Dans Malformations et Déviances, dixième tome de The Goon, Eric Powell délaisse les sentiers narratifs classiques pour mieux embrasser une forme éclatée, presque anarchique. Et c’est justement ce choix audacieux qui m’a séduit.
Le tome se compose d’une suite de récits courts, indépendants en apparence, mais unis par une atmosphère sombre et grotesque, typique de l’univers du Goon. Derrière le chaos apparent, Powell réussit à créer une cohérence thématique : celle des marginaux, des monstres humains, des laissés-pour-compte qui peuplent les interstices de son monde crasseux. Loin de n’être qu’un enchaînement de bizarreries, chaque histoire ajoute une pierre à l’édifice d’un univers à la fois absurde et profondément humain.
Ce que je trouve brillant, c’est la capacité de Powell à alterner les tons : l’humour noir, la tragédie intime, l’absurde grotesque – tout s’entrelace avec une aisance bluffante. Ce n’est pas un tome qui avance, c’est un tome qui respire, qui vit par à-coups, et qui n’a pas peur de perdre un lecteur au age pour rester fidèle à sa propre logique.
Si je n’ai pas mis 10/10, c’est parce que cette forme morcelée peut laisser un goût d’inachevé. Certains segments brillent plus que d’autres, et une partie du lecteur en moi aurait aimé un fil rouge plus affirmé.
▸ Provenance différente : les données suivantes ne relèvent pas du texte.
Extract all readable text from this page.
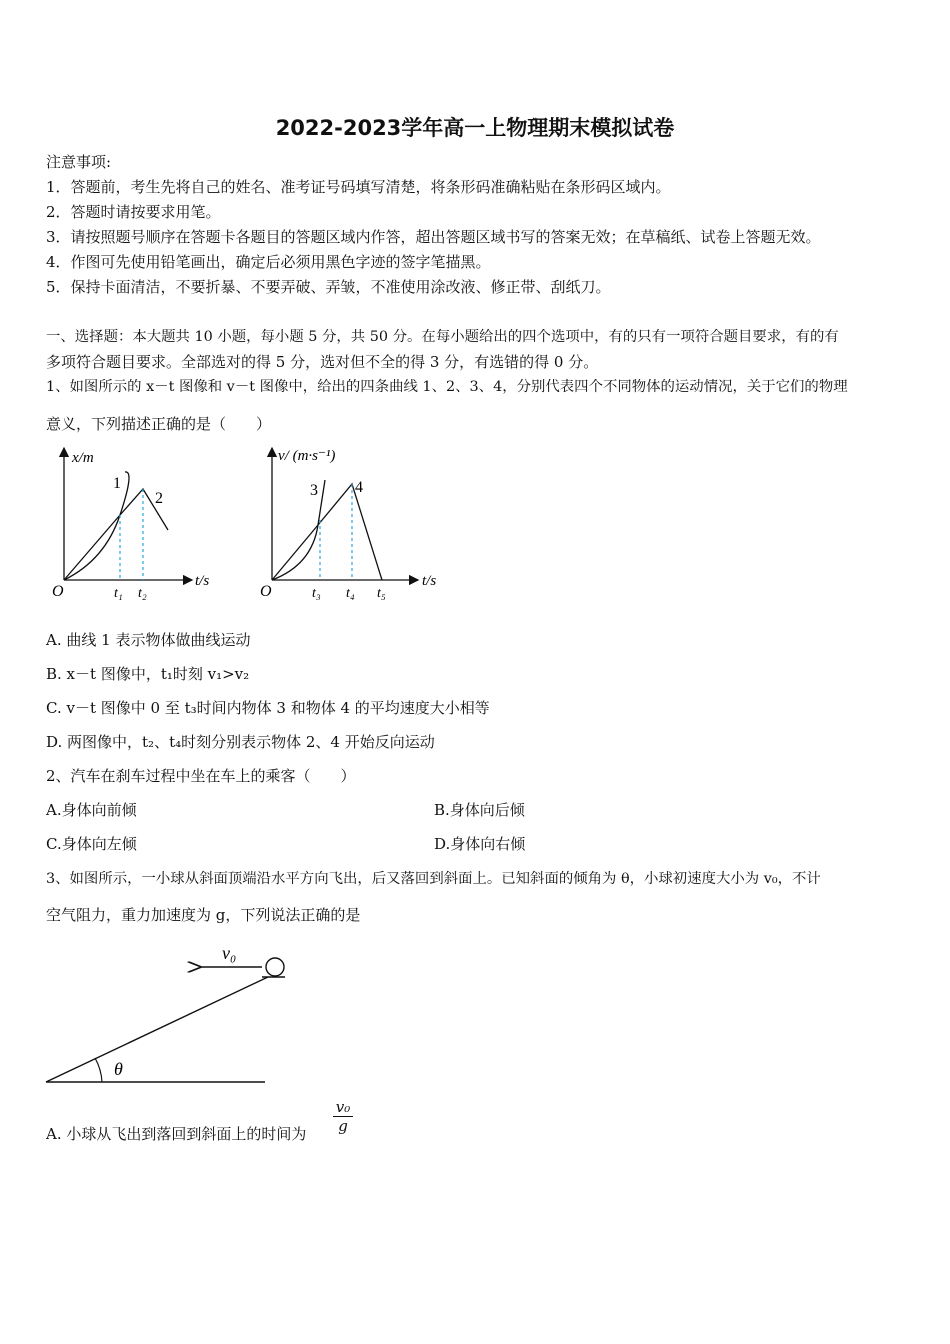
2022-2023学年高一上物理期末模拟试卷
注意事项:
1．答题前，考生先将自己的姓名、准考证号码填写清楚，将条形码准确粘贴在条形码区域内。
2．答题时请按要求用笔。
3．请按照题号顺序在答题卡各题目的答题区域内作答，超出答题区域书写的答案无效；在草稿纸、试卷上答题无效。
4．作图可先使用铅笔画出，确定后必须用黑色字迹的签字笔描黑。
5．保持卡面清洁，不要折暴、不要弄破、弄皱，不准使用涂改液、修正带、刮纸刀。
一、选择题：本大题共 10 小题，每小题 5 分，共 50 分。在每小题给出的四个选项中，有的只有一项符合题目要求，有的有
多项符合题目要求。全部选对的得 5 分，选对但不全的得 3 分，有选错的得 0 分。
1、如图所示的 x－t 图像和 v－t 图像中，给出的四条曲线 1、2、3、4，分别代表四个不同物体的运动情况，关于它们的物理
意义，下列描述正确的是（　　）
x/m
t/s
O
1
2
t₁ t₂
v/ (m·s⁻¹)
t/s
O
3 4
t₃ t₄ t₅
A. 曲线 1 表示物体做曲线运动
B. x－t 图像中，t₁时刻 v₁>v₂
C. v－t 图像中 0 至 t₃时间内物体 3 和物体 4 的平均速度大小相等
D. 两图像中，t₂、t₄时刻分别表示物体 2、4 开始反向运动
2、汽车在刹车过程中坐在车上的乘客（　　）
A.身体向前倾	B.身体向后倾
C.身体向左倾	D.身体向右倾
3、如图所示，一小球从斜面顶端沿水平方向飞出，后又落回到斜面上。已知斜面的倾角为 θ，小球初速度大小为 v₀，不计
空气阻力，重力加速度为 g，下列说法正确的是
v₀
θ
A. 小球从飞出到落回到斜面上的时间为 $\frac{\text{v₀}}{g}$
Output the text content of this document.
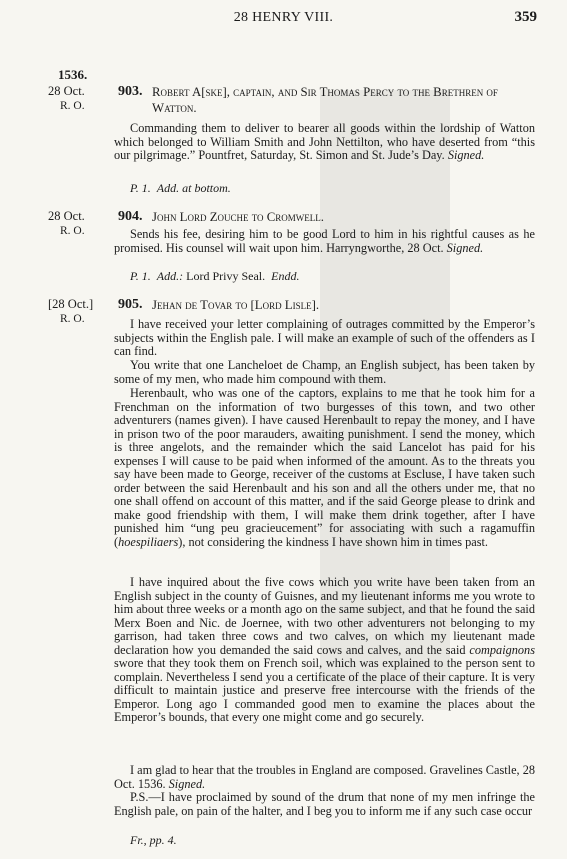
28 HENRY VIII.	359
1536.
28 Oct.
R. O.
903. Robert A[ske], captain, and Sir Thomas Percy to the Brethren of Watton.
Commanding them to deliver to bearer all goods within the lordship of Watton which belonged to William Smith and John Nettilton, who have deserted from “this our pilgrimage.” Pountfret, Saturday, St. Simon and St. Jude’s Day. Signed.
P. 1. Add. at bottom.
28 Oct.
R. O.
904. John Lord Zouche to Cromwell.
Sends his fee, desiring him to be good Lord to him in his rightful causes as he promised. His counsel will wait upon him. Harryngworthe, 28 Oct. Signed.
P. 1. Add.: Lord Privy Seal. Endd.
[28 Oct.]
R. O.
905. Jehan de Tovar to [Lord Lisle].
I have received your letter complaining of outrages committed by the Emperor’s subjects within the English pale. I will make an example of such of the offenders as I can find.
You write that one Lancheloet de Champ, an English subject, has been taken by some of my men, who made him compound with them.
Herenbault, who was one of the captors, explains to me that he took him for a Frenchman on the information of two burgesses of this town, and two other adventurers (names given). I have caused Herenbault to repay the money, and I have in prison two of the poor marauders, awaiting punishment. I send the money, which is three angelots, and the remainder which the said Lancelot has paid for his expenses I will cause to be paid when informed of the amount. As to the threats you say have been made to George, receiver of the customs at Escluse, I have taken such order between the said Herenbault and his son and all the others under me, that no one shall offend on account of this matter, and if the said George please to drink and make good friendship with them, I will make them drink together, after I have punished him “ung peu gracieucement” for associating with such a ragamuffin (hoespiliaers), not considering the kindness I have shown him in times past.
I have inquired about the five cows which you write have been taken from an English subject in the county of Guisnes, and my lieutenant informs me you wrote to him about three weeks or a month ago on the same subject, and that he found the said Merx Boen and Nic. de Joernee, with two other adventurers not belonging to my garrison, had taken three cows and two calves, on which my lieutenant made declaration how you demanded the said cows and calves, and the said compaignons swore that they took them on French soil, which was explained to the person sent to complain. Nevertheless I send you a certificate of the place of their capture. It is very difficult to maintain justice and preserve free intercourse with the friends of the Emperor. Long ago I commanded good men to examine the places about the Emperor’s bounds, that every one might come and go securely.
I am glad to hear that the troubles in England are composed. Gravelines Castle, 28 Oct. 1536. Signed.
P.S.—I have proclaimed by sound of the drum that none of my men infringe the English pale, on pain of the halter, and I beg you to inform me if any such case occur
Fr., pp. 4.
Mais le plaisir de lecture, la richesse des idées et la liberté de ton rendent cette petite frustration presque secondaire.
Malformations et Déviances n’essaie pas de plaire à tout prix. Il revendique sa forme fragmentaire et fait confiance à l’intelligence du lecteur. C’est un pari risqué, mais brillamment tenu. Powell prouve qu’il maîtrise autant le fond que la forme, et que derrière chaque malformation, il y a une histoire qui mérite d’être racontée.